Wir haben nun die Frage zu untersuchen, ob zur Ausführung unseres Projektes die Gründung einer Aktien-Gesellschaft zweckmäßig sei, oder ob durch die Errichtung einer Gegenseitigkeits-Gesellschaft unser Zweck leichter zu erreichen wäre. Die Aktien-Versicherungs-Gesellschaften übernehmen bekanntlich das Risiko für einen gewissen Gegenstand auf die Dauer eines bestimmten Zeitraumes gegen eine bedungene feste Prämie, welche der Versicherte innerhalb einer gewissen Zeit zu zahlen hat. Das Aktien-Kapital dient dem Versicherten als Sicherheit für den Fall, dass die Prämien-Einnahme und der Reservefond zur Zahlung der zu leistenden Entschädigungen nicht ausreicht; sind sämtliche Mittel der Gesellschaft erschöpft, so tritt, unter Umständen schon früher, die Auflösung dieser ein. Die Aktien-Gesellschaften verfolgen hauptsächlich auch den Zweck, Dividende für die Aktionäre zu erzielen.
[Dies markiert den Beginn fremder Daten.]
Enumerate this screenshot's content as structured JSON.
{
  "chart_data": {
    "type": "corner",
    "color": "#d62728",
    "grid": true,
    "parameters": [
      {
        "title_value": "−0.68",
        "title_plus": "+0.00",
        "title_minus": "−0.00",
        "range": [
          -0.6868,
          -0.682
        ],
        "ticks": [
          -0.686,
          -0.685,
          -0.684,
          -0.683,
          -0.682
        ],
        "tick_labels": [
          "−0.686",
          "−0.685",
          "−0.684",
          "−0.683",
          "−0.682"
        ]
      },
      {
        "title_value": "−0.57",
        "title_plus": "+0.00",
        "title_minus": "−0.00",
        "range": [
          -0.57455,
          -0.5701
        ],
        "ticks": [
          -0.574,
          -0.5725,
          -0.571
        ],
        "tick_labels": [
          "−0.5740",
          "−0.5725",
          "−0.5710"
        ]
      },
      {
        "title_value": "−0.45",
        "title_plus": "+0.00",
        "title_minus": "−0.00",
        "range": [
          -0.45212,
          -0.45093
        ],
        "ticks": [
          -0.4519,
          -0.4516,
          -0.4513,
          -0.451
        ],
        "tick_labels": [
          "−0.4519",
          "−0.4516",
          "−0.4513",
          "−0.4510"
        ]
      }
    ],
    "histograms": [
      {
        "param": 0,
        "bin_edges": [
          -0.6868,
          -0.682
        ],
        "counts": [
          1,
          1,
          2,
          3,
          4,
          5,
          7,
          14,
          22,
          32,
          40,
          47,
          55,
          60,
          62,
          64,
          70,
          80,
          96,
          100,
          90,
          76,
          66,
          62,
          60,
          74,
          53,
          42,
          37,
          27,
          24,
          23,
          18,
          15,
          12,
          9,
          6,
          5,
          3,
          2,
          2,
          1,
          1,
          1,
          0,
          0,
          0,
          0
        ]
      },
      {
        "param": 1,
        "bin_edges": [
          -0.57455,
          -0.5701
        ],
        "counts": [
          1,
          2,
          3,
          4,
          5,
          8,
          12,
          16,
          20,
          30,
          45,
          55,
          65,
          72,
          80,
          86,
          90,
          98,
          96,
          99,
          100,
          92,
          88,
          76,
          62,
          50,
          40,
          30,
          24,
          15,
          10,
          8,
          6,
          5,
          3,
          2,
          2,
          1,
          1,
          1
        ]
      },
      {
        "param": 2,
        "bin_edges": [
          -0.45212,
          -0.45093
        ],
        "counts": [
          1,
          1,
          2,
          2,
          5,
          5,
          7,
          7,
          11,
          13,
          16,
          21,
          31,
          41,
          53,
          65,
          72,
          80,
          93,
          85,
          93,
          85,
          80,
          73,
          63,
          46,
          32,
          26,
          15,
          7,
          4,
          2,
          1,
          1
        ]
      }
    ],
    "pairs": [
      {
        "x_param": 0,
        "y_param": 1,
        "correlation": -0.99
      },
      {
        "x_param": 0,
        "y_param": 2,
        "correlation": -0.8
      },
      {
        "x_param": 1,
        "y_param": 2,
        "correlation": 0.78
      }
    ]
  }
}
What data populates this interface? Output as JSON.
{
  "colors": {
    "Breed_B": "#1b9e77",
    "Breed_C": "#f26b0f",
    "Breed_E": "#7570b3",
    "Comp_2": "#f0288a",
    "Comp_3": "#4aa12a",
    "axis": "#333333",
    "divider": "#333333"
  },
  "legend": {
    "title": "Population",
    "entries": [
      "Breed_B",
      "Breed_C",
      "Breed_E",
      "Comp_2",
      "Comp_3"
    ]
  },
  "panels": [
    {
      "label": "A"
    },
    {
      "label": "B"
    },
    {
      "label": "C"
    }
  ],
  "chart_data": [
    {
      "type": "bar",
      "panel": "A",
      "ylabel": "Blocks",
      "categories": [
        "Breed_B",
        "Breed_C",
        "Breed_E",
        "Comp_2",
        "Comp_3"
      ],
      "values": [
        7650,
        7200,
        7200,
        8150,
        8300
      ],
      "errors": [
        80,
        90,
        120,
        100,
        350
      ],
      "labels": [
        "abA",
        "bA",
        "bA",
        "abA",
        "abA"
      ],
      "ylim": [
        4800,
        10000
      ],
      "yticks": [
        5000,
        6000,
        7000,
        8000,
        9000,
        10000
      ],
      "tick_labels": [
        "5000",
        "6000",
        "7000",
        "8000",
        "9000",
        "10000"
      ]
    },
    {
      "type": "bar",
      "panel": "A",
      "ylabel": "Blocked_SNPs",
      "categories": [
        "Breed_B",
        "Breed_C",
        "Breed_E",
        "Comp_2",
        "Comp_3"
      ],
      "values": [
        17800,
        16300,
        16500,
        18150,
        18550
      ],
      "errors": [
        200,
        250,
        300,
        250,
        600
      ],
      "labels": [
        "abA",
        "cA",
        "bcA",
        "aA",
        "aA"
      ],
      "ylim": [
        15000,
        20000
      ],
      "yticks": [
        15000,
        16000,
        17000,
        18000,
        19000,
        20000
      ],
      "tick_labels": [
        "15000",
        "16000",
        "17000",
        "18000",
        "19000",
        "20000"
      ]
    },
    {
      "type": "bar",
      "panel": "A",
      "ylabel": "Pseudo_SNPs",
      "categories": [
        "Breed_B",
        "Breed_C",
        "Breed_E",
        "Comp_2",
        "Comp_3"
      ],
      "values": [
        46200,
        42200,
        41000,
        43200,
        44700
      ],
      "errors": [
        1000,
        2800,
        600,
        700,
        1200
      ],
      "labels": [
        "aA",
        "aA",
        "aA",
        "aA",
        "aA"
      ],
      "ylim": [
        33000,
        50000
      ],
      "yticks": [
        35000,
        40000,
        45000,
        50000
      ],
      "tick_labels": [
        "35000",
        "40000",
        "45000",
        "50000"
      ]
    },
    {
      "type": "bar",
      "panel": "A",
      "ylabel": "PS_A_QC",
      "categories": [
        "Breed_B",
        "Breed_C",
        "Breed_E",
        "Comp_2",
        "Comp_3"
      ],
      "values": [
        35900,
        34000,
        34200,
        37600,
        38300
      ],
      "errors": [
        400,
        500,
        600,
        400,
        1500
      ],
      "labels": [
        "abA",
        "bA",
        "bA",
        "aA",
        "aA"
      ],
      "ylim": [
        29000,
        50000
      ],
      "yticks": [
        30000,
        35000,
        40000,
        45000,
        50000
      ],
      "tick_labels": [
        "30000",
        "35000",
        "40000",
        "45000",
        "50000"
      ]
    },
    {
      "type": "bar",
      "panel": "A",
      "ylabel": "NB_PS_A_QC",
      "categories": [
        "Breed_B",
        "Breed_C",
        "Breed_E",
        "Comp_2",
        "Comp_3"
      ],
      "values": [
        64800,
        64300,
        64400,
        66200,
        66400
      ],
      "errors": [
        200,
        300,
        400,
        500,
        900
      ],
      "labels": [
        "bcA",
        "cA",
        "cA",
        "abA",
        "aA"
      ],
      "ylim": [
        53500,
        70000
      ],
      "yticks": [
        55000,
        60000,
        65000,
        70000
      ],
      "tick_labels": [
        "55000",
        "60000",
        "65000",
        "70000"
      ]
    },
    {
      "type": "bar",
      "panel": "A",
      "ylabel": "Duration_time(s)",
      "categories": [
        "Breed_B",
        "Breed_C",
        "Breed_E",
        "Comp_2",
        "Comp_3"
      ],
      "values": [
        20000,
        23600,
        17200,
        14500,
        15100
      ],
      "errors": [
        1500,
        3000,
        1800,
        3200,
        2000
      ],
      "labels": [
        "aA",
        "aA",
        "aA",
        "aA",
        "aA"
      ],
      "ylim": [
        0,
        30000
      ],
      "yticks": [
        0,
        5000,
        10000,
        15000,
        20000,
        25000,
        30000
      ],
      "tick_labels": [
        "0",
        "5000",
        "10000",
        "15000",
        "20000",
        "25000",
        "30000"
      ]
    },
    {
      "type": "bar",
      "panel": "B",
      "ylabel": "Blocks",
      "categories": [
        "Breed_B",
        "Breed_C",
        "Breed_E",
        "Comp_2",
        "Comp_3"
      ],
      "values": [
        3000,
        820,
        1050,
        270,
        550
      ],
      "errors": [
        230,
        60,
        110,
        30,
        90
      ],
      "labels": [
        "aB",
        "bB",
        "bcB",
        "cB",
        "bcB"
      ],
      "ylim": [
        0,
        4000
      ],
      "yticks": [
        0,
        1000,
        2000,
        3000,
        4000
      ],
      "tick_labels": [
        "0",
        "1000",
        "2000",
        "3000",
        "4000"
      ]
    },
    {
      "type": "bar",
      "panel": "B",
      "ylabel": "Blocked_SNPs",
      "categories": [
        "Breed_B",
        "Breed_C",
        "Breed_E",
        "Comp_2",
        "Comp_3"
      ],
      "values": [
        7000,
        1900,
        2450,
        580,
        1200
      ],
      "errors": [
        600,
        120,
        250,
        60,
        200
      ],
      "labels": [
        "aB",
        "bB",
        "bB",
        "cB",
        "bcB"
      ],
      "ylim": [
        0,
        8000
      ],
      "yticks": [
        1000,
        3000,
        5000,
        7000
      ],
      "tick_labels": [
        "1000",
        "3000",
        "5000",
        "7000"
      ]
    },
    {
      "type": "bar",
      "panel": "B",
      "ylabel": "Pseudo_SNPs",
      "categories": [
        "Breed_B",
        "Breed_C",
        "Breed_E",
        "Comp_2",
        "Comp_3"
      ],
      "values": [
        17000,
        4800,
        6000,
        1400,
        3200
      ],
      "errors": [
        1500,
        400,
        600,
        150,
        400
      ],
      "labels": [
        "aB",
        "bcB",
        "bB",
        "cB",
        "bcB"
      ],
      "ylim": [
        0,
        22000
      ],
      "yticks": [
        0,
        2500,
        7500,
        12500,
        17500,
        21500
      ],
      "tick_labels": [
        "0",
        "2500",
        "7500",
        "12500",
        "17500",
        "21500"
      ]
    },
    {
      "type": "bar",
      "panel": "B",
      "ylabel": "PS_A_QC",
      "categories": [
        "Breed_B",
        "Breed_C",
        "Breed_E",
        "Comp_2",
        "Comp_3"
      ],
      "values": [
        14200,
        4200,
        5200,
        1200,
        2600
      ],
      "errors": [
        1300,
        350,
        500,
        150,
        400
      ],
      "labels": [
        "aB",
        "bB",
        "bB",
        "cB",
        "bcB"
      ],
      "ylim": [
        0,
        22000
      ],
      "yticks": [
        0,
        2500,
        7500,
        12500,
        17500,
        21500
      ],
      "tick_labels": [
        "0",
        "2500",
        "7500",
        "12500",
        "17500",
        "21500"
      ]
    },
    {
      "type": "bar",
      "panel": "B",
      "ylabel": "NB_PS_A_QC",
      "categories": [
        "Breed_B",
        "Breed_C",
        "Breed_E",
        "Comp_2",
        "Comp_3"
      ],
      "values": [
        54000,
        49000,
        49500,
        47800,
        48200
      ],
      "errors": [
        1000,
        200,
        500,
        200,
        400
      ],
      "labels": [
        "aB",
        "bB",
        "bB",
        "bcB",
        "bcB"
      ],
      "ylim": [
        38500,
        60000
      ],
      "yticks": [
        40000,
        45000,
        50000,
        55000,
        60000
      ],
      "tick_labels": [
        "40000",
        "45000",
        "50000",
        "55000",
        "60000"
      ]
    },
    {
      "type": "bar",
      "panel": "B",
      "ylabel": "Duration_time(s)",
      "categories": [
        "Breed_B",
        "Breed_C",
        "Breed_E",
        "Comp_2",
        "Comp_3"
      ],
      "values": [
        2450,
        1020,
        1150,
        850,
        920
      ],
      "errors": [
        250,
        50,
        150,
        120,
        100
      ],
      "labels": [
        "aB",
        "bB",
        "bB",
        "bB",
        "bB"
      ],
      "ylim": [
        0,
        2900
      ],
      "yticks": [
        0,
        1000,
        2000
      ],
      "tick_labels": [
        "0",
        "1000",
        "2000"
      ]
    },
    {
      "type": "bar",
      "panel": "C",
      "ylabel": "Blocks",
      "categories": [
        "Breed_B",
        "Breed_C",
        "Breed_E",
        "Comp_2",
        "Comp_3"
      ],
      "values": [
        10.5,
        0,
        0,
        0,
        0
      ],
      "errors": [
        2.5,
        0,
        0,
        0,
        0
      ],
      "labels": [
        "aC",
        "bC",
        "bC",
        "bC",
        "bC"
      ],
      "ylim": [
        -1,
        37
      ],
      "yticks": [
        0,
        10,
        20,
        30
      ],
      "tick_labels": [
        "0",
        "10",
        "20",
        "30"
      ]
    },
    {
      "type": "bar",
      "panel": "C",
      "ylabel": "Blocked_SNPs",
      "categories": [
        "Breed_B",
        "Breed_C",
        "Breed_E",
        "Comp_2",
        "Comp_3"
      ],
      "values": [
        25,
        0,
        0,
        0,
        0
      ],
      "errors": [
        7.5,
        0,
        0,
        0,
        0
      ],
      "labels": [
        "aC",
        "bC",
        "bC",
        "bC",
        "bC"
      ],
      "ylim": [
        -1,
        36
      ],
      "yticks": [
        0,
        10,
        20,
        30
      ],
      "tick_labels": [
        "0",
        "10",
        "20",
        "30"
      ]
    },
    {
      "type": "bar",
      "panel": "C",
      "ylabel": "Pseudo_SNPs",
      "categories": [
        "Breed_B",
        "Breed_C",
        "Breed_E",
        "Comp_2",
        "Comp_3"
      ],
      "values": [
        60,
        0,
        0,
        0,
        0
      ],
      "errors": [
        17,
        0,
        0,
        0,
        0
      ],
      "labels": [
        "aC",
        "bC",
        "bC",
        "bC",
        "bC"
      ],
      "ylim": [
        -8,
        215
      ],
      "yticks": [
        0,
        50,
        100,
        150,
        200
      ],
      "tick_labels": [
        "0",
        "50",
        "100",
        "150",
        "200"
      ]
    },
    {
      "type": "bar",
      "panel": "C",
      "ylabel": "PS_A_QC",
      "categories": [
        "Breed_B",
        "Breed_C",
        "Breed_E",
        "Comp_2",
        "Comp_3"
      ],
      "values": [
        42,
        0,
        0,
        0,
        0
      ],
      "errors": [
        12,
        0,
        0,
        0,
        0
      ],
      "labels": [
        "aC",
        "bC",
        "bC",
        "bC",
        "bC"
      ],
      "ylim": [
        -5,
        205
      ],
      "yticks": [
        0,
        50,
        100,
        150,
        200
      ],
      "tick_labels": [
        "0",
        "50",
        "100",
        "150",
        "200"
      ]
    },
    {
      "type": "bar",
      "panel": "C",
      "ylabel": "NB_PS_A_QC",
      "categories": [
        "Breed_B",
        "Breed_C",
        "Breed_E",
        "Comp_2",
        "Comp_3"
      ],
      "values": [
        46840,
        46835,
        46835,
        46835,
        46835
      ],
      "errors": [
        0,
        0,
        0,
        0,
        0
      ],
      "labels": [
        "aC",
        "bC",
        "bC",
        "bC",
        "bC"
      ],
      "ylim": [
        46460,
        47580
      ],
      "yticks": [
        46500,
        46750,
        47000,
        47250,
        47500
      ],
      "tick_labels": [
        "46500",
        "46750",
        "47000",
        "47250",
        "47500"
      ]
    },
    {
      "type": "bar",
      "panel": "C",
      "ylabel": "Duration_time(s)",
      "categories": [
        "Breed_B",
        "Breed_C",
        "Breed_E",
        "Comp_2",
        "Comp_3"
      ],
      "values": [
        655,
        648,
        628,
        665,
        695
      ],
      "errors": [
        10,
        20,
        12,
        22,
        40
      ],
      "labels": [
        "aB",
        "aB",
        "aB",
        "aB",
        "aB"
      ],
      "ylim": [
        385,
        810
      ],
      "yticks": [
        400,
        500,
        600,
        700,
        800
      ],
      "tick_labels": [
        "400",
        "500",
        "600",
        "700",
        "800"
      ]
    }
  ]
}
Bei den Versicherungs-Anstalten, welche auf Gegenseitigkeit beruhen, findet eine Unterscheidung in Versicherer (Aktionäre) und Versicherte nicht statt, da ihre Mitglieder beides zugleich sind, denn diese Versicherungs-Anstalten bestehen in einer Verbindung von einer unbeschränkten Anzahl Personen, welche sich verpflichten, die zu leistenden Entschädigungen, sowie die Verwaltungskosten gemeinschaftlich im Verhältnis der Beträge, welche sie bei der Anstalt versichern lassen, und der größeren oder geringeren Gefahr, die solche ausgesetzt sind, aufzubringen. Gewöhnlich wird bei Beginn jeder Versicherungs-Periode eine feste Prämie zur Deckung der Schäden, zur Bildung eines Reservefonds und zur Bestreitung der Verwaltungs-Kosten erhoben, was davon bei Rechnungs-Abschluss etwa übrig bleibt, wird den Mitgliedern als Dividende zurückbezahlt, während sie bei ungünstigen Zeitperioden nachzuzahlen haben.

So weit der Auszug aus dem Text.